Theatre Review: ‘Some Girl(s)’ at Pinch ‘N’ Ouch

By Manning Harris

Playwright Neil LaBute is under no illusions about the power of a pretty face, male or female.  He once commented to a New York Times reporter, “Pretty guys have this glow.  No matter how bad they are, people keep going back to them.  Being pretty can bring out the worst in people.  I always keep an eye on the pretty guy who can hurt me.”

He demonstrates what he means in his 2005 play “Some Girl(s),” now being given a cracking good production by Pinch ‘N’ Ouch Theatre through October 21, directed by Susan Reid and featuring Producing Artistic Director Grant McGowen as “Guy,” cad-in-chief.  Okay, he’s more complicated than that.  Or maybe not; you decide.

Guy, a 30-ish attractive young man, has decided that it’s time to get married; and that it’s probably a good idea to interview some ex-girlfriends to “make sure he hasn’t missed out on something,” as Bobbi (Jackie Costello), one of the four women he visits, puts it.  It doesn’t occur to Guy that this whole enterprise is selfish, self-serving, potentially hurtful, and more than a little sadistic and masochistic to all parties concerned.  By the way, the play is billed as a “romantic comedy”!

Guy has enjoyed some success as a writer of fiction, you see, so he must have some degree of perspicacity about these things, right?  So a series of four trysts in anonymous hotel rooms is arranged.

But what a cast Ms. Reid has assembled.  “Some girls won’t dance to the beat of the track.”  (Lady Gaga’s lyric, “Dance in the Dark.”)  And these women, unlike Guy, are tough, vulnerable, wounded, sardonic—and still looking to connect.  They bring LaBute’s snappy, subtle dialogue to vivid life.

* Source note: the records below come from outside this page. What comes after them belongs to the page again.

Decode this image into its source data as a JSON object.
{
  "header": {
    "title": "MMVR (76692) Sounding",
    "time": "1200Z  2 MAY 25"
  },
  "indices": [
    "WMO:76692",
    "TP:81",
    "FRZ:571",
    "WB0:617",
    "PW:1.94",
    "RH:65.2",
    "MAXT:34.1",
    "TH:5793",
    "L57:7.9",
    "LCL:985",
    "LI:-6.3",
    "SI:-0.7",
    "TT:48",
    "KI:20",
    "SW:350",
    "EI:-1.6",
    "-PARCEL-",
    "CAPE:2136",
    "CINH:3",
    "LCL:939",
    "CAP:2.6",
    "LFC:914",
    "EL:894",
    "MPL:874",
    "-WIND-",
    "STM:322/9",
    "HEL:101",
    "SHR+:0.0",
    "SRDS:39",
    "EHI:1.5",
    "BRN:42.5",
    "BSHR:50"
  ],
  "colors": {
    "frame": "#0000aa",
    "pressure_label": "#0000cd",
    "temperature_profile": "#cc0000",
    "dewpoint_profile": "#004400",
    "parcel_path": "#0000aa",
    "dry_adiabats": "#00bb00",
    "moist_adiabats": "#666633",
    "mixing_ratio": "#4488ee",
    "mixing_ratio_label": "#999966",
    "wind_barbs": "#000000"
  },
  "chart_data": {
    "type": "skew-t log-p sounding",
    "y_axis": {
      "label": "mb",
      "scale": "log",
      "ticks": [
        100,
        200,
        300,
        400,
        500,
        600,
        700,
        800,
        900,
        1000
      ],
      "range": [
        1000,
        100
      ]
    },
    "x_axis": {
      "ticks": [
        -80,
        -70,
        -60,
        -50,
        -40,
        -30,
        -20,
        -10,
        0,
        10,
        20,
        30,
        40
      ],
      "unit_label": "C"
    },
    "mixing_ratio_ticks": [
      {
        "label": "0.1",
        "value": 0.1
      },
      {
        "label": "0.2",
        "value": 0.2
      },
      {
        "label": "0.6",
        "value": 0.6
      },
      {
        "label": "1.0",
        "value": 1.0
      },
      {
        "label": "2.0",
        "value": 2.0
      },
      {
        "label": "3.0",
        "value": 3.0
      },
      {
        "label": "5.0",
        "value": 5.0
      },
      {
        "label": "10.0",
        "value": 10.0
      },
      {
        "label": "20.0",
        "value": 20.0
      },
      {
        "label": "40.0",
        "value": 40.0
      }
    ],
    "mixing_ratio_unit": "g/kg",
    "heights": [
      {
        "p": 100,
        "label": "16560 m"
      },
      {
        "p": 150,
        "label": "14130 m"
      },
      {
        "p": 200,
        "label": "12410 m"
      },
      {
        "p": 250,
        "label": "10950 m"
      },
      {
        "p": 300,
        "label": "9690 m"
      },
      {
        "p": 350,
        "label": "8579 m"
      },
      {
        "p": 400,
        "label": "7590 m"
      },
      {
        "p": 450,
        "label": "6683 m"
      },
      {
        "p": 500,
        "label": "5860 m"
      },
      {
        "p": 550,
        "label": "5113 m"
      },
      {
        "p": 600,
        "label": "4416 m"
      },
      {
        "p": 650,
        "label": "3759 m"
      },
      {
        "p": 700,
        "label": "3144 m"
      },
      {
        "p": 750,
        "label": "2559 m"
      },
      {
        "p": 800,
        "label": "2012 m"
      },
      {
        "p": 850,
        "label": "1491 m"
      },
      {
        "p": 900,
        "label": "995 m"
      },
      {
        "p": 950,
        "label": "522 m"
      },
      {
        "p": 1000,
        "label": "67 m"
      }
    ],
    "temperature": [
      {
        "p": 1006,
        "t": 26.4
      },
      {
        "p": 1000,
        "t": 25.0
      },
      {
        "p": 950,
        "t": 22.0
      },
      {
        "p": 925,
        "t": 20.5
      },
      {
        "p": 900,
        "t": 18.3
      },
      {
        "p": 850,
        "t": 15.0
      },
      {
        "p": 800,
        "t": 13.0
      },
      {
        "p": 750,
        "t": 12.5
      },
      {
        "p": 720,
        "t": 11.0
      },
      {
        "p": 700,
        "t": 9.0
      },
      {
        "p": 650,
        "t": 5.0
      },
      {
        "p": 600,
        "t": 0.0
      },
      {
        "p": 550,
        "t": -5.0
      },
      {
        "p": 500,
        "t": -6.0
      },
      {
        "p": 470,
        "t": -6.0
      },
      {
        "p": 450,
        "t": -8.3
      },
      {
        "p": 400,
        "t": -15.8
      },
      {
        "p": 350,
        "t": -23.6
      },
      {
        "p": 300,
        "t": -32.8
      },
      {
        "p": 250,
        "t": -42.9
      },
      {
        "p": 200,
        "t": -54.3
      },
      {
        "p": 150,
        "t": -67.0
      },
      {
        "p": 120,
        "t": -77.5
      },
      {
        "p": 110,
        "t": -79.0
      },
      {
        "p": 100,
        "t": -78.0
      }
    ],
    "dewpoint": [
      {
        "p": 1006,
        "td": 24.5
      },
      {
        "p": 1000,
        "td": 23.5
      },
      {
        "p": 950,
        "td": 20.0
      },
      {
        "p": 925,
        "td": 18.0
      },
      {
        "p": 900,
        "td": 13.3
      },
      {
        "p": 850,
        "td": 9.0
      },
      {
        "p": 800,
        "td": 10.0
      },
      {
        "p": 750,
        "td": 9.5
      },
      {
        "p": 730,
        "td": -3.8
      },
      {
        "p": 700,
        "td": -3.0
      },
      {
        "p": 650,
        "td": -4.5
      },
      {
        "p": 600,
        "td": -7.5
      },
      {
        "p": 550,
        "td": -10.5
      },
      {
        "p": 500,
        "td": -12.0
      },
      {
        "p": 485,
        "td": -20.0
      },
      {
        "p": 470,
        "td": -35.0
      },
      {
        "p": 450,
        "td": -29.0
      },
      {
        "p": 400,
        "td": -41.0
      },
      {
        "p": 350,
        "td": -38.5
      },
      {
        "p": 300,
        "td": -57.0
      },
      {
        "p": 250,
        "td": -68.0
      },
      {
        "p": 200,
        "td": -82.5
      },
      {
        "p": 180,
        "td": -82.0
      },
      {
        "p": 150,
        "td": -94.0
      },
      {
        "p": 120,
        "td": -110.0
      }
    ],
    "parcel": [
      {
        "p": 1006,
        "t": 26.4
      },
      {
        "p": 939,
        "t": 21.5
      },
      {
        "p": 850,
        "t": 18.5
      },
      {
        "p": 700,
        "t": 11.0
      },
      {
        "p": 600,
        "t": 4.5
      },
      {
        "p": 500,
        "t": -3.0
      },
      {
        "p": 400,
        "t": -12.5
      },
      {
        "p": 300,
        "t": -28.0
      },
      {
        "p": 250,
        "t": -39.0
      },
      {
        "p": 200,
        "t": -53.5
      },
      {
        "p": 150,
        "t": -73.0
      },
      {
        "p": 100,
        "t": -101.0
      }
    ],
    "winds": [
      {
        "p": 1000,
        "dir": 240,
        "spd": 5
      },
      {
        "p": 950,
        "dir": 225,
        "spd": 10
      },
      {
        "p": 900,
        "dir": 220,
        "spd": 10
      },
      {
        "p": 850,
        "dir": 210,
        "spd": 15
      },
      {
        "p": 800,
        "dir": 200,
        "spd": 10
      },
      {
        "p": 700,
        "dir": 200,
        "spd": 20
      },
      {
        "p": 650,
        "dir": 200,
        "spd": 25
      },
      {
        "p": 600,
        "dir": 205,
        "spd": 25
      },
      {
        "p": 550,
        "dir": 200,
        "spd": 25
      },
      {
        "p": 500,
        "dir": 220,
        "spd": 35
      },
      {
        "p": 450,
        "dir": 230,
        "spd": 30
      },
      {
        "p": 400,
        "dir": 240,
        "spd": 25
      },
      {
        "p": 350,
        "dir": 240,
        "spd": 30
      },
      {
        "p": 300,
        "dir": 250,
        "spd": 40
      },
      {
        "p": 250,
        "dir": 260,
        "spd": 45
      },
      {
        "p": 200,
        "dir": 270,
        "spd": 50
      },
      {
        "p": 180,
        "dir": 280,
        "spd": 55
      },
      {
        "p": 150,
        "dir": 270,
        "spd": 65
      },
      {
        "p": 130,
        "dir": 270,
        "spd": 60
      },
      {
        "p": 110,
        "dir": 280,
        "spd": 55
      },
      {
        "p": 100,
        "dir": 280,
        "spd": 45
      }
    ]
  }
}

There’s Sam (Kelly Criss), the high school sweetheart who was dumped by Guy just before their prom.  Even though she now has her own children, she has not forgotten one detail of their romance (a line from George Cukor’s last film (“Rich and Famous”) comes to mind:  “They ought to warn you before they let you fall in love for the first time.  You can pick the god-awfullest one.  And you don’t recover; not ever.  Not from the first.”)  Sam still hurts.  Ms. Criss is moving and powerful as she shows us that time is an illusion.

Tyler (Julissa Sabino) is attractive, sexually aggressive and unafraid to seduce Guy (who mildly protests he has a fiancé).  Although Tyler fails to seduce, she has enough clarity of vision to sense, correctly, that Guy has a hidden agenda in his fact-finding mission; and while she’s up for a “quickie,” is happy to walk out with no regrets. Ms. Sabino nails Tyler’s breezy charm with ease.

Lala Cochran’s Lindsay is the Mrs. Robinson of the piece, the “older woman” Guy had a fling with in college (she’s a college professor); and the only woman to cut through Guy’s whiny and often stated good intentions with a “Why are we here?”  This sequence is a trip, and I won’t spoil it for you; I’ll just say that that Ms. Cochran is perfect for Lindsay’s blasé sophistication.  She has an agenda of her own.

Bobbi, played brilliantly by Jackie Costello, is more than equal to Guy’s machinations; when she tells Guy, “I do not need you,” it’s a breath of fresh air.  She likens Guy to an assassin, an “emotional terrorist,” and this sequence flies, with a surprise ending I cannot reveal.

Mr. McGowen is onstage the entire evening, and he’s smooth and polished enough to make an essentially unlikable, almost sociopathic character fascinating; he’ll offer you a glass of Evian water while telling you sweetly what a loser you really are.  And can you say “misogynistic”?  Mr. La Bute can.  Ms. Reid uses the claustrophobic hotel rooms as best she can; and she hits the right emotional notes.  “Some Girl(s)” ultimately offers a very credible rationale for staying single.